The trick right now is in knowing exactly what gene to express. It's like the Ionis Huntington's trial, just one well-known gene to suppress (albeit in cerebrospinal fluid, so the stage 1 trials were interesting). And of course, the first-wave funding will go to stuff that absolutely, positively will kill a person stone dead.

As soon as there's multiple targets it gets more complicated. Familial Hypercholesteroleamia could be any of three genes in it's least complex setup. I wouldn't be surprised to see a scam "therapy" marketed for it by the end of the year...


Could we do the same thing with sickle cell?


Yes, there is a company whose name escapes me working on it - Bluebird? You insert the correct hemoglobin gene and express it at a high enough level that you drive the percentage of sickle hemoglobin low enough that you no longer get the sickle cell crises.

Last I read they were having trouble getting durable expression.


Since that trait can be viewed as the double-absence of the statistically "normal" gene, I would guess yes. The near normal protein levels in this trial (despite the fact that only a small percentage of cells were likely altered) are a very positive sign.

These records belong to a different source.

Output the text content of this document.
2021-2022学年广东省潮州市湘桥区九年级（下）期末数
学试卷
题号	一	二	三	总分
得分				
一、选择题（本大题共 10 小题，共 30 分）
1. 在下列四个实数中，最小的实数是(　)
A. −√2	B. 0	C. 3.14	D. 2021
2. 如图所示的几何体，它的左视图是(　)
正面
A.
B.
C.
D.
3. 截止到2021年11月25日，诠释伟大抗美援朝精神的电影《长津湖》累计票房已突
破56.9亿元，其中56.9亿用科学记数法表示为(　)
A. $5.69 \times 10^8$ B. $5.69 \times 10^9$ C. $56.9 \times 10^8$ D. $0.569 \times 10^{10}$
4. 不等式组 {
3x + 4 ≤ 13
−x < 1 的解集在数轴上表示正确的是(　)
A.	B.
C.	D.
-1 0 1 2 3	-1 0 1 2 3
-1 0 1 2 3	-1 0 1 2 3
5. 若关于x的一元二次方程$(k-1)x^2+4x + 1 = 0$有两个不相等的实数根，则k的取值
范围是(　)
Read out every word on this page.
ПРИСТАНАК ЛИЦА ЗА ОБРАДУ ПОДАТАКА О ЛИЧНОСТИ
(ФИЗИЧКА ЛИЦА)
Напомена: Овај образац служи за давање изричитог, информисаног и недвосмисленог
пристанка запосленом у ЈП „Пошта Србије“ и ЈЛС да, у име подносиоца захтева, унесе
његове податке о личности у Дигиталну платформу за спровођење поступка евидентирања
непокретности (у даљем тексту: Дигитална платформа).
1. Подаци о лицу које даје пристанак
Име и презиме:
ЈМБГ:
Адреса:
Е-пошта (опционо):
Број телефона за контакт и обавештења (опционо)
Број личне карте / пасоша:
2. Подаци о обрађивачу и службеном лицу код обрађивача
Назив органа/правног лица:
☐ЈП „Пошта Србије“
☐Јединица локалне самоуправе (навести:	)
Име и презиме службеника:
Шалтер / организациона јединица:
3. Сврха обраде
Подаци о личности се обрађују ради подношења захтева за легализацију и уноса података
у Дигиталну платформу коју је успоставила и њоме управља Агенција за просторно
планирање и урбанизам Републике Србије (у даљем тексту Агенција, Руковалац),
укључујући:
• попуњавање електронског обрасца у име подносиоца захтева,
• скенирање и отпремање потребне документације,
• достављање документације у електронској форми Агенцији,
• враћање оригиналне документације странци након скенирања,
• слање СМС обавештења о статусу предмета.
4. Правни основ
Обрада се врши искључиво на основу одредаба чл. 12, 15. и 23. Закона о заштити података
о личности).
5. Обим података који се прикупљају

Science, it works bitches.


Please don't post unsubstantive comments here, and especially not snarky tropes.


Science bitches.


I really wish they had a confirmation screen for comment submitting, or a way to delete comments :P


You can delete comments. Can you not? I delete things all the time. But then again, I just voted yours up :)


So we can engineer a virus that inserts arbitrary DNA into our cells? What are the limitations of that? Sounds like the approach could be used for a lot other useful things.